Some people don’t follow the rules at public tennis courts.

Most city courts are first-come-first-serve, and you’re meant to limit play to a set amount of time if people are waiting. However, people often try to get away with a tiebreak set after using the court for over their allotted time. And it feels like the courts are always full.

So what's the best way to make sure you get an open court? The quick answer is to pick a time when the court is empty, but that’s an art form.

If you’re like me and want to turn this art form into science, you need computer vision. However, if you’re really like me, you might not have a ton of machine learning (or even coding) experience. I work in Operations, and while I can make some pretty mean Excel formulas, creating a mini program to hack when public tennis courts seemed like a fun introductory challenge.

I'll walk you through how a Python noob (me) put together a simple computer vision application that detects whether people are playing on a local tennis court and send a text notification.

## Step 1: Get the Data

To get your data, all you need is a webcam and a place to put it. Fortunately, we have access to a view that overlooks local tennis courts, so that was straightforward. Make sure to check relevant laws before placing a camera in a public place!

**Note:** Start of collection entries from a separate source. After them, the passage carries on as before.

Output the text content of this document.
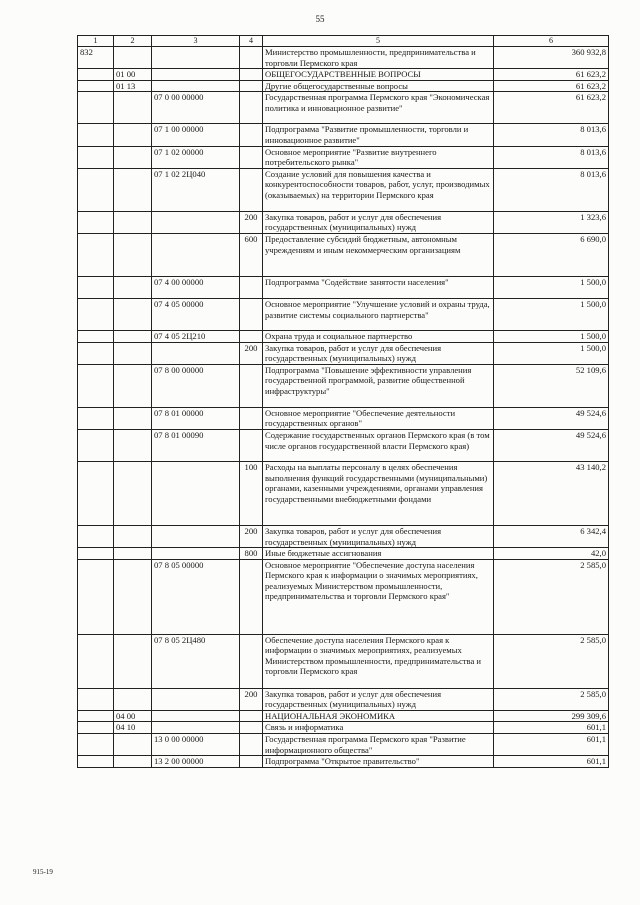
55
1	2	3	4	5	6
832				Министерство промышленности, предпринимательства и торговли Пермского края	360 932,8
	01 00			ОБЩЕГОСУДАРСТВЕННЫЕ ВОПРОСЫ	61 623,2
	01 13			Другие общегосударственные вопросы	61 623,2
		07 0 00 00000		Государственная программа Пермского края "Экономическая политика и инновационное развитие"	61 623,2
		07 1 00 00000		Подпрограмма "Развитие промышленности, торговли и инновационное развитие"	8 013,6
		07 1 02 00000		Основное мероприятие "Развитие внутреннего потребительского рынка"	8 013,6
		07 1 02 2Ц040		Создание условий для повышения качества и конкурентоспособности товаров, работ, услуг, производимых (оказываемых) на территории Пермского края	8 013,6
			200	Закупка товаров, работ и услуг для обеспечения государственных (муниципальных) нужд	1 323,6
			600	Предоставление субсидий бюджетным, автономным учреждениям и иным некоммерческим организациям	6 690,0
		07 4 00 00000		Подпрограмма "Содействие занятости населения"	1 500,0
		07 4 05 00000		Основное мероприятие "Улучшение условий и охраны труда, развитие системы социального партнерства"	1 500,0
		07 4 05 2Ц210		Охрана труда и социальное партнерство	1 500,0
			200	Закупка товаров, работ и услуг для обеспечения государственных (муниципальных) нужд	1 500,0
		07 8 00 00000		Подпрограмма "Повышение эффективности управления государственной программой, развитие общественной инфраструктуры"	52 109,6
		07 8 01 00000		Основное мероприятие "Обеспечение деятельности государственных органов"	49 524,6
		07 8 01 00090		Содержание государственных органов Пермского края (в том числе органов государственной власти Пермского края)	49 524,6
			100	Расходы на выплаты персоналу в целях обеспечения выполнения функций государственными (муниципальными) органами, казенными учреждениями, органами управления государственными внебюджетными фондами	43 140,2
			200	Закупка товаров, работ и услуг для обеспечения государственных (муниципальных) нужд	6 342,4
			800	Иные бюджетные ассигнования	42,0
		07 8 05 00000		Основное мероприятие "Обеспечение доступа населения Пермского края к информации о значимых мероприятиях, реализуемых Министерством промышленности, предпринимательства и торговли Пермского края"	2 585,0
		07 8 05 2Ц480		Обеспечение доступа населения Пермского края к информации о значимых мероприятиях, реализуемых Министерством промышленности, предпринимательства и торговли Пермского края	2 585,0
			200	Закупка товаров, работ и услуг для обеспечения государственных (муниципальных) нужд	2 585,0
	04 00			НАЦИОНАЛЬНАЯ ЭКОНОМИКА	299 309,6
	04 10			Связь и информатика	601,1
		13 0 00 00000		Государственная программа Пермского края "Развитие информационного общества"	601,1
		13 2 00 00000		Подпрограмма "Открытое правительство"	601,1
915-19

The dataset uses film from 13 hours over the course of two days, ensuring to capture different light conditions and a range of people in the frame. The video files can be uploaded to Roboflow via the drag-and-drop web UI and generated one frame for every 30 seconds of film, which resulted in ~1,600 images.

## Step 2: Label the Data

The images can then be labeled directly in Roboflow. In this example, I opted for three classes: `tennis-player`, `court`, and `person` (which refers to non-tennis players). Structuring the data this way allows us to locate tennis players in relation to the courts, while also ensuring we do not accidentally detect a pedestrian walking by as a tennis player.

Even though the labels for the court area don't perfectly encapsulate the court itself, they cover enough of the area for me to confidently determine if my `tennis-player` class is within the `court` class. I could have used a more precise labeling strategy (like polygons for instance segmentation), but, frankly, that'd take a bit longer and be overkill for the goal of simply looking for overlapping boxes!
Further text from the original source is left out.